You speak of our bank accounts and stocks. You even write
the slanderous word “theft.” Were not those assets joint? Did I not labor for you twenty-two years without wages, serving as concubine, party doll, housekeeper, cook, bedwarmer, masseuse, sympathetic adviser, and walking advertisement—in my clothes and accessories and demeanor and accent and even in my body type and muscle tone—of your status and prosperity? How can you be so mired in prakriti as to care what numbers are printed on the bank statements that you never used to read anyway? Those numbers flowed effortlessly and inevitably from your work—you did not work to produce those numbers. I always did the accounts and the budgeting. For you as well as for us here at the ashram, work is worship—but you worship a stupid god, a stodgy pudgy god of respectability and outward appearance, a tin snob god of the “right” cars and shoes and country clubs, of acceptable street addresses and of acquisitions that dissolve downwards into démodé junk rather than, as for those who take the path of yoga and non-ego, dissolve upwards, into samadhi and the blissful void of Mahabindu. I pity you, darling. Your anger is like that of an infant who with his weak little rubbery arms beats his mother’s breast and produces no effect but her loving, understanding laugh.

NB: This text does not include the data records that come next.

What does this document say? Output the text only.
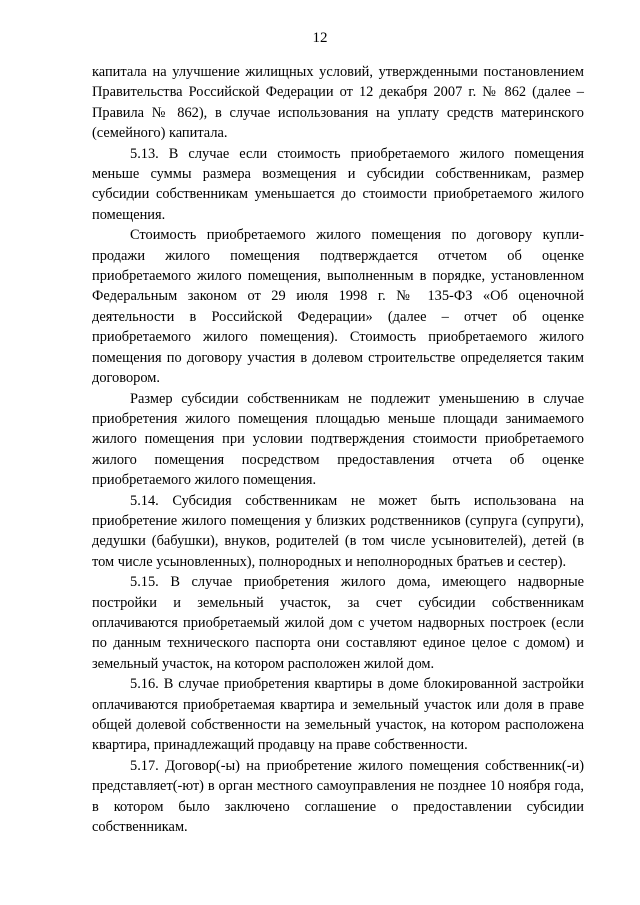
12

капитала на улучшение жилищных условий, утвержденными постановлением Правительства Российской Федерации от 12 декабря 2007 г. № 862 (далее – Правила № 862), в случае использования на уплату средств материнского (семейного) капитала.

5.13. В случае если стоимость приобретаемого жилого помещения меньше суммы размера возмещения и субсидии собственникам, размер субсидии собственникам уменьшается до стоимости приобретаемого жилого помещения.

Стоимость приобретаемого жилого помещения по договору купли-продажи жилого помещения подтверждается отчетом об оценке приобретаемого жилого помещения, выполненным в порядке, установленном Федеральным законом от 29 июля 1998 г. № 135-ФЗ «Об оценочной деятельности в Российской Федерации» (далее – отчет об оценке приобретаемого жилого помещения). Стоимость приобретаемого жилого помещения по договору участия в долевом строительстве определяется таким договором.

Размер субсидии собственникам не подлежит уменьшению в случае приобретения жилого помещения площадью меньше площади занимаемого жилого помещения при условии подтверждения стоимости приобретаемого жилого помещения посредством предоставления отчета об оценке приобретаемого жилого помещения.

5.14. Субсидия собственникам не может быть использована на приобретение жилого помещения у близких родственников (супруга (супруги), дедушки (бабушки), внуков, родителей (в том числе усыновителей), детей (в том числе усыновленных), полнородных и неполнородных братьев и сестер).

5.15. В случае приобретения жилого дома, имеющего надворные постройки и земельный участок, за счет субсидии собственникам оплачиваются приобретаемый жилой дом с учетом надворных построек (если по данным технического паспорта они составляют единое целое с домом) и земельный участок, на котором расположен жилой дом.

5.16. В случае приобретения квартиры в доме блокированной застройки оплачиваются приобретаемая квартира и земельный участок или доля в праве общей долевой собственности на земельный участок, на котором расположена квартира, принадлежащий продавцу на праве собственности.

5.17. Договор(-ы) на приобретение жилого помещения собственник(-и) представляет(-ют) в орган местного самоуправления не позднее 10 ноября года, в котором было заключено соглашение о предоставлении субсидии собственникам.
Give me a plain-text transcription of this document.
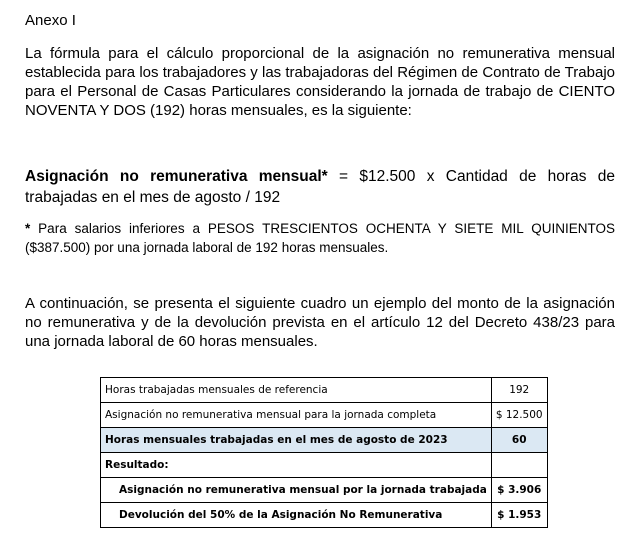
Anexo I

La fórmula para el cálculo proporcional de la asignación no remunerativa mensual establecida para los trabajadores y las trabajadoras del Régimen de Contrato de Trabajo para el Personal de Casas Particulares considerando la jornada de trabajo de CIENTO NOVENTA Y DOS (192) horas mensuales, es la siguiente:

Asignación no remunerativa mensual* = $12.500 x Cantidad de horas de trabajadas en el mes de agosto / 192

* Para salarios inferiores a PESOS TRESCIENTOS OCHENTA Y SIETE MIL QUINIENTOS ($387.500) por una jornada laboral de 192 horas mensuales.

A continuación, se presenta el siguiente cuadro un ejemplo del monto de la asignación no remunerativa y de la devolución prevista en el artículo 12 del Decreto 438/23 para una jornada laboral de 60 horas mensuales.

Horas trabajadas mensuales de referencia	192
Asignación no remunerativa mensual para la jornada completa	$ 12.500
Horas mensuales trabajadas en el mes de agosto de 2023	60
Resultado:	
Asignación no remunerativa mensual por la jornada trabajada	$ 3.906
Devolución del 50% de la Asignación No Remunerativa	$ 1.953
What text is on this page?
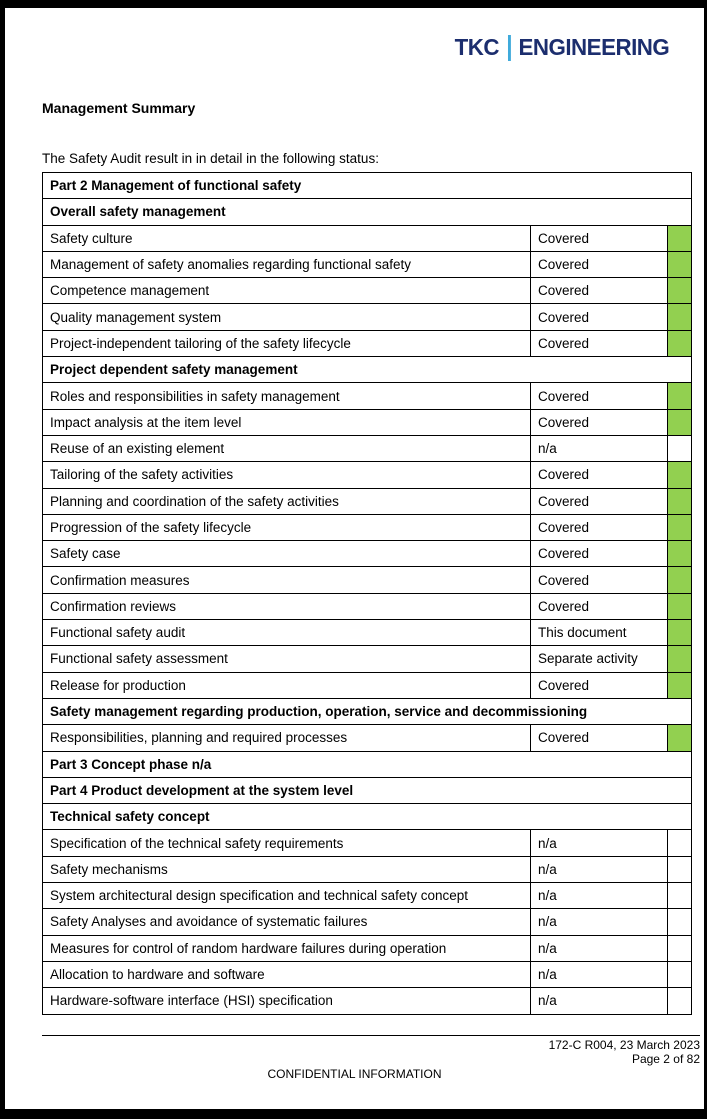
TKC ENGINEERING
Management Summary
The Safety Audit result in in detail in the following status:
Part 2 Management of functional safety		
Overall safety management		
Safety culture	Covered	
Management of safety anomalies regarding functional safety	Covered	
Competence management	Covered	
Quality management system	Covered	
Project-independent tailoring of the safety lifecycle	Covered	
Project dependent safety management		
Roles and responsibilities in safety management	Covered	
Impact analysis at the item level	Covered	
Reuse of an existing element	n/a	
Tailoring of the safety activities	Covered	
Planning and coordination of the safety activities	Covered	
Progression of the safety lifecycle	Covered	
Safety case	Covered	
Confirmation measures	Covered	
Confirmation reviews	Covered	
Functional safety audit	This document	
Functional safety assessment	Separate activity	
Release for production	Covered	
Safety management regarding production, operation, service and decommissioning		
Responsibilities, planning and required processes	Covered	
Part 3 Concept phase n/a		
Part 4 Product development at the system level		
Technical safety concept		
Specification of the technical safety requirements	n/a	
Safety mechanisms	n/a	
System architectural design specification and technical safety concept	n/a	
Safety Analyses and avoidance of systematic failures	n/a	
Measures for control of random hardware failures during operation	n/a	
Allocation to hardware and software	n/a	
Hardware-software interface (HSI) specification	n/a	
172-C R004, 23 March 2023
Page 2 of 82
CONFIDENTIAL INFORMATION
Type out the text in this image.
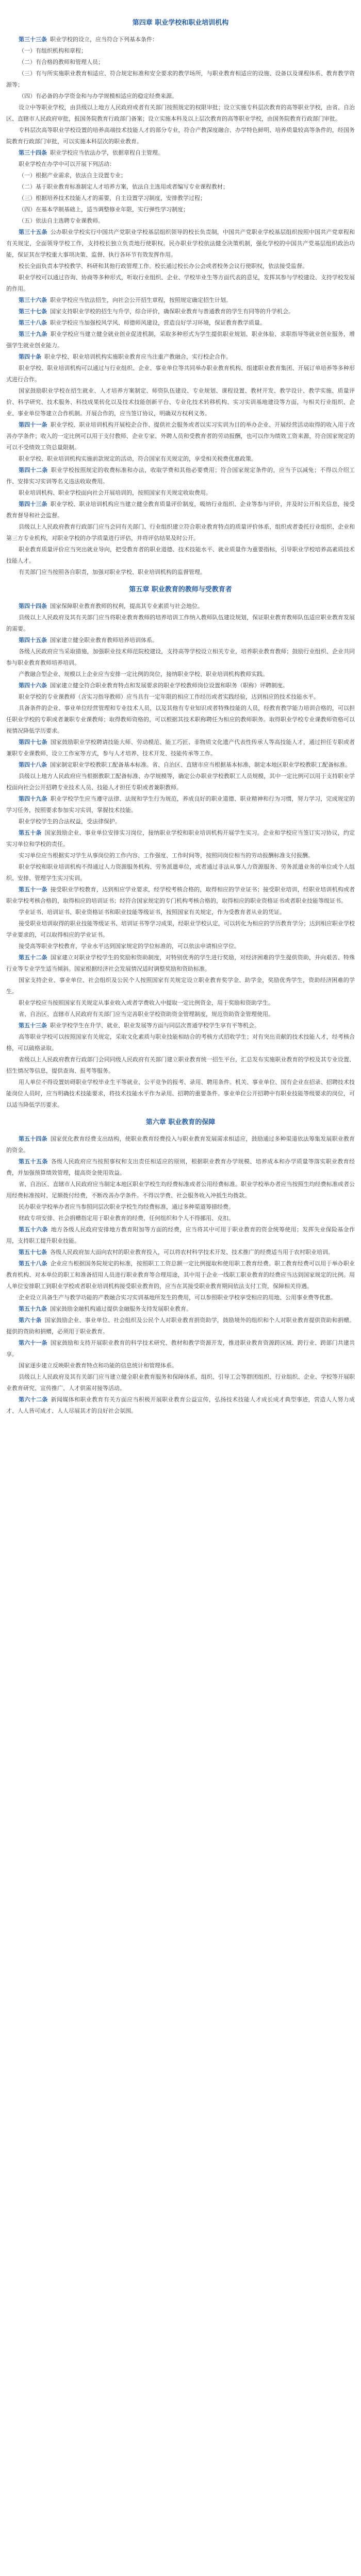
第四章 职业学校和职业培训机构

第三十三条 职业学校的设立，应当符合下列基本条件：

（一）有组织机构和章程；

（二）有合格的教师和管理人员；

（三）有与所实施职业教育相适应、符合规定标准和安全要求的教学场所，与职业教育相适应的设施、设备以及课程体系、教育教学资源等；

（四）有必备的办学资金和与办学规模相适应的稳定经费来源。

设立中等职业学校，由县级以上地方人民政府或者有关部门按照规定的权限审批；设立实施专科层次教育的高等职业学校，由省、自治区、直辖市人民政府审批，报国务院教育行政部门备案；设立实施本科及以上层次教育的高等职业学校，由国务院教育行政部门审批。

专科层次高等职业学校设置的培养高端技术技能人才的部分专业，符合产教深度融合、办学特色鲜明、培养质量较高等条件的，经国务院教育行政部门审批，可以实施本科层次的职业教育。

第三十四条 职业学校应当依法办学，依据章程自主管理。

职业学校在办学中可以开展下列活动：

（一）根据产业需求，依法自主设置专业；

（二）基于职业教育标准制定人才培养方案，依法自主选用或者编写专业课程教材；

（三）根据培养技术技能人才的需要，自主设置学习制度，安排教学过程；

（四）在基本学制基础上，适当调整修业年限，实行弹性学习制度；

（五）依法自主选聘专业课教师。

第三十五条 公办职业学校实行中国共产党职业学校基层组织领导的校长负责制，中国共产党职业学校基层组织按照中国共产党章程和有关规定，全面领导学校工作，支持校长独立负责地行使职权。民办职业学校依法健全决策机制，强化学校的中国共产党基层组织政治功能，保证其在学校重大事项决策、监督、执行各环节有效发挥作用。

校长全面负责本学校教学、科研和其他行政管理工作。校长通过校长办公会或者校务会议行使职权，依法接受监督。

职业学校可以通过咨询、协商等多种形式，听取行业组织、企业、学校毕业生等方面代表的意见，发挥其参与学校建设、支持学校发展的作用。

第三十六条 职业学校应当依法招生，向社会公开招生章程，按照规定确定招生计划。

第三十七条 国家支持职业学校的招生与升学，综合评价，确保职业教育与普通教育的学生有同等的升学机会。

第三十八条 职业学校应当加强校风学风、师德师风建设，营造良好学习环境，保证教育教学质量。

第三十九条 职业学校应当建立健全就业创业促进机制，采取多种形式为学生提供职业规划、职业体验、求职指导等就业创业服务，增强学生就业创业能力。

第四十条 职业学校、职业培训机构实施职业教育应当注重产教融合，实行校企合作。

职业学校、职业培训机构可以通过与行业组织、企业、事业单位等共同举办职业教育机构、组建职业教育集团、开展订单培养等多种形式进行合作。

国家鼓励职业学校在招生就业、人才培养方案制定、师资队伍建设、专业规划、课程设置、教材开发、教学设计、教学实施、质量评价、科学研究、技术服务、科技成果转化以及技术技能创新平台、专业化技术转移机构、实习实训基地建设等方面，与相关行业组织、企业、事业单位等建立合作机制。开展合作的，应当签订协议，明确双方权利义务。

第四十一条 职业学校、职业培训机构开展校企合作、提供社会服务或者以实习实训为目的举办企业、开展经营活动取得的收入用于改善办学条件；收入的一定比例可以用于支付教师、企业专家、外聘人员和受教育者的劳动报酬，也可以作为绩效工资来源，符合国家规定的可以不受绩效工资总量限制。

职业学校、职业培训机构实施前款规定的活动，符合国家有关规定的，享受相关税费优惠政策。

第四十二条 职业学校按照规定的收费标准和办法，收取学费和其他必要费用；符合国家规定条件的，应当予以减免；不得以介绍工作、安排实习实训等名义违法收取费用。

职业培训机构、职业学校面向社会开展培训的，按照国家有关规定收取费用。

第四十三条 职业学校、职业培训机构应当建立健全教育质量评价制度，吸纳行业组织、企业等参与评价，并及时公开相关信息，接受教育督导和社会监督。

县级以上人民政府教育行政部门应当会同有关部门、行业组织建立符合职业教育特点的质量评价体系，组织或者委托行业组织、企业和第三方专业机构，对职业学校的办学质量进行评估，并将评估结果及时公开。

职业教育质量评价应当突出就业导向，把受教育者的职业道德、技术技能水平、就业质量作为重要指标，引导职业学校培养高素质技术技能人才。

有关部门应当按照各自职责，加强对职业学校、职业培训机构的监督管理。

第五章 职业教育的教师与受教育者

第四十四条 国家保障职业教育教师的权利，提高其专业素质与社会地位。

县级以上人民政府及其有关部门应当将职业教育教师的培养培训工作纳入教师队伍建设规划，保证职业教育教师队伍适应职业教育发展的需要。

第四十五条 国家建立健全职业教育教师培养培训体系。

各级人民政府应当采取措施，加强职业技术师范院校建设，支持高等学校设立相关专业，培养职业教育教师；鼓励行业组织、企业共同参与职业教育教师培养培训。

产教融合型企业、规模以上企业应当安排一定比例的岗位，接纳职业学校、职业培训机构教师实践。

第四十六条 国家建立健全符合职业教育特点和发展要求的职业学校教师岗位设置和职务（职称）评聘制度。

职业学校的专业课教师（含实习指导教师）应当具有一定年限的相应工作经历或者实践经验，达到相应的技术技能水平。

具备条件的企业、事业单位经营管理和专业技术人员，以及其他有专业知识或者特殊技能的人员，经教育教学能力培训合格的，可以担任职业学校的专职或者兼职专业课教师；取得教师资格的，可以根据其技术职称聘任为相应的教师职务。取得职业学校专业课教师资格可以视情况降低学历要求。

第四十七条 国家鼓励职业学校聘请技能大师、劳动模范、能工巧匠、非物质文化遗产代表性传承人等高技能人才，通过担任专职或者兼职专业课教师、设立工作室等方式，参与人才培养、技术开发、技能传承等工作。

第四十八条 国家制定职业学校教职工配备基本标准。省、自治区、直辖市应当根据基本标准，制定本地区职业学校教职工配备标准。

县级以上地方人民政府应当根据教职工配备标准、办学规模等，确定公办职业学校教职工人员规模，其中一定比例可以用于支持职业学校面向社会公开招聘专业技术人员、技能人才担任专职或者兼职教师。

第四十九条 职业学校学生应当遵守法律、法规和学生行为规范，养成良好的职业道德、职业精神和行为习惯，努力学习，完成规定的学习任务，按照要求参加实习实训，掌握技术技能。

职业学校学生的合法权益，受法律保护。

第五十条 国家鼓励企业、事业单位安排实习岗位，接纳职业学校和职业培训机构开展学生实习。企业和学校应当签订实习协议，约定实习单位和学校的责任。

实习单位应当根据实习学生从事岗位的工作内容、工作强度、工作时间等，按照同岗位相当的劳动报酬标准支付报酬。

职业学校和职业培训机构不得通过人力资源服务机构、劳务派遣单位，或者通过非法从事人力资源服务、劳务派遣业务的单位或个人组织、安排、管理学生实习实训。

第五十一条 接受职业学校教育，达到相应学业要求，经学校考核合格的，取得相应的学业证书；接受职业培训，经职业培训机构或者职业学校考核合格的，取得相应的培训证书；经符合国家规定的专门机构考核合格的，取得相应的职业资格证书或者职业技能等级证书。

学业证书、培训证书、职业资格证书和职业技能等级证书，按照国家有关规定，作为受教育者从业的凭证。

接受职业培训取得的职业技能等级证书、培训证书等学习成果，经职业学校认定，可以转化为相应的学历教育学分；达到相应职业学校学业要求的，可以取得相应的学业证书。

接受高等职业学校教育，学业水平达到国家规定的学位标准的，可以依法申请相应学位。

第五十二条 国家建立对职业学校学生的奖励和资助制度，对特别优秀的学生进行奖励，对经济困难的学生提供资助，并向艰苦、特殊行业等专业学生适当倾斜。国家根据经济社会发展情况适时调整奖励和资助标准。

国家支持企业、事业单位、社会组织及公民个人按照国家有关规定设立职业教育奖学金、助学金，奖励优秀学生，资助经济困难的学生。

职业学校应当按照国家有关规定从事业收入或者学费收入中提取一定比例资金，用于奖励和资助学生。

省、自治区、直辖市人民政府有关部门应当完善职业学校资助资金管理制度，规范资助资金管理使用。

第五十三条 职业学校学生在升学、就业、职业发展等方面与同层次普通学校学生享有平等机会。

高等职业学校可以按照国家有关规定，采取文化素质与职业技能相结合的考核方式招收学生；对有突出贡献的技术技能人才，经考核合格，可以破格录取。

省级以上人民政府教育行政部门会同同级人民政府有关部门建立职业教育统一招生平台，汇总发布实施职业教育的学校及其专业设置、招生情况等信息，提供查询、报考等服务。

用人单位不得设置妨碍职业学校毕业生平等就业、公平竞争的报考、录用、聘用条件。机关、事业单位、国有企业在招录、招聘技术技能岗位人员时，应当明确技术技能要求，将技术技能水平作为录用、招聘的重要条件。事业单位公开招聘中有职业技能等级要求的岗位，可以适当降低学历要求。

第六章 职业教育的保障

第五十四条 国家优化教育经费支出结构，使职业教育经费投入与职业教育发展需求相适应，鼓励通过多种渠道依法筹集发展职业教育的资金。

第五十五条 各级人民政府应当按照事权和支出责任相适应的原则，根据职业教育办学规模、培养成本和办学质量等落实职业教育经费，并加强预算绩效管理，提高资金使用效益。

省、自治区、直辖市人民政府应当制定本地区职业学校生均经费标准或者公用经费标准。职业学校举办者应当按照生均经费标准或者公用经费标准按时、足额拨付经费，不断改善办学条件。不得以学费、社会服务收入冲抵生均拨款。

民办职业学校举办者应当参照同层次职业学校生均经费标准，通过多种渠道筹措经费。

财政专项安排、社会捐赠指定用于职业教育的经费，任何组织和个人不得挪用、克扣。

第五十六条 地方各级人民政府安排地方教育附加等方面的经费，应当将其中可用于职业教育的资金统筹使用；发挥失业保险基金作用，支持职工提升职业技能。

第五十七条 各级人民政府加大面向农村的职业教育投入，可以将农村科学技术开发、技术推广的经费适当用于农村职业培训。

第五十八条 企业应当根据国务院规定的标准，按照职工工资总额一定比例提取和使用职工教育经费。职工教育经费可以用于举办职业教育机构、对本单位的职工和准备招用人员进行职业教育等合理用途，其中用于企业一线职工职业教育的经费应当达到国家规定的比例。用人单位安排职工到职业学校或者职业培训机构接受职业教育的，应当在其接受职业教育期间依法支付工资，保障相关待遇。

企业设立具备生产与教学功能的产教融合实习实训基地所发生的费用，可以参照职业学校享受相应的用地、公用事业费等优惠。

第五十九条 国家鼓励金融机构通过提供金融服务支持发展职业教育。

第六十条 国家鼓励企业、事业单位、社会组织及公民个人对职业教育捐资助学，鼓励境外的组织和个人对职业教育提供资助和捐赠。提供的资助和捐赠，必须用于职业教育。

第六十一条 国家鼓励和支持开展职业教育的科学技术研究、教材和教学资源开发，推进职业教育资源跨区域、跨行业、跨部门共建共享。

国家逐步建立反映职业教育特点和功能的信息统计和管理体系。

县级以上人民政府及其有关部门应当建立健全职业教育服务和保障体系，组织、引导工会等群团组织、行业组织、企业、学校等开展职业教育研究、宣传推广、人才供需对接等活动。

第六十二条 新闻媒体和职业教育有关方面应当积极开展职业教育公益宣传，弘扬技术技能人才成长成才典型事迹，营造人人努力成才、人人皆可成才、人人尽展其才的良好社会氛围。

You dare drag in our daughter. You say Pearl is appalled. You threaten me with the loss of not only her love but all communication with her. You say she will renounce me. How absurd. One cannot renounce a parent. A parent can renounce a child, for purposes of future inheritance, but a parent is unrenounceable—a parent, however inconvenient, is a fact. Facts cannot be renounced, though they can be not known, through avidya, or, through vidya, transcended. A parent can be, if not transcended, survived—you have survived your own father but carry him with you like one of those fetuses that
in some unfortunate women turn to stone—every time you cleared your throat with one of those prissy little “ahem”s it was your father clearing his, fat old poker-faced Freddy Worth—you even had his supercilious rapid eyeblink when you were trying to put something over on one of us—me or some gullible misdiagnosed patient or one of those poor doctor-crazy nurses you persuaded to spread her legs in their grotesque white stockings—a parent
should
be transcended, I’m trying to say, as a snake sheds its skin. Pearl and I are women and on the same continuum, and, having contributed your microscopic ridiculous sperm with its bullet head and wriggling tail, you can stand there all you wish, clucking and wringing your hands and telling her to hate me. She won’t. I am her mother. I am she as she was once I. At the age at which I very immaturely married she is trying to become a free intelligent woman among her boyfriends and girlfriends and the scenery and ancient glories of England and shouldn’t be bothered with our old spites and injuries and your impotent rage. Don’t you see, dear muddlehead, we were a
wave
, a certain momentary density within the maya-veil of karma-events that produced Pearl, but now she is moving on and we must too. Let go of her and me. You have the houses and the New Hampshire land and all the silver that didn’t come from either the Prices or the Peabodys—the Worth stuff is clunky but sterling and you could sell it on consignment through Shreve’s if you’re feeling so desperately poor. You have your profession and society’s approbation. I have nothing but my love of the Arhat, and he promises me nothing. Nothing is
exactly
what he promises—that my ego will become nothing, will dissolve upwards.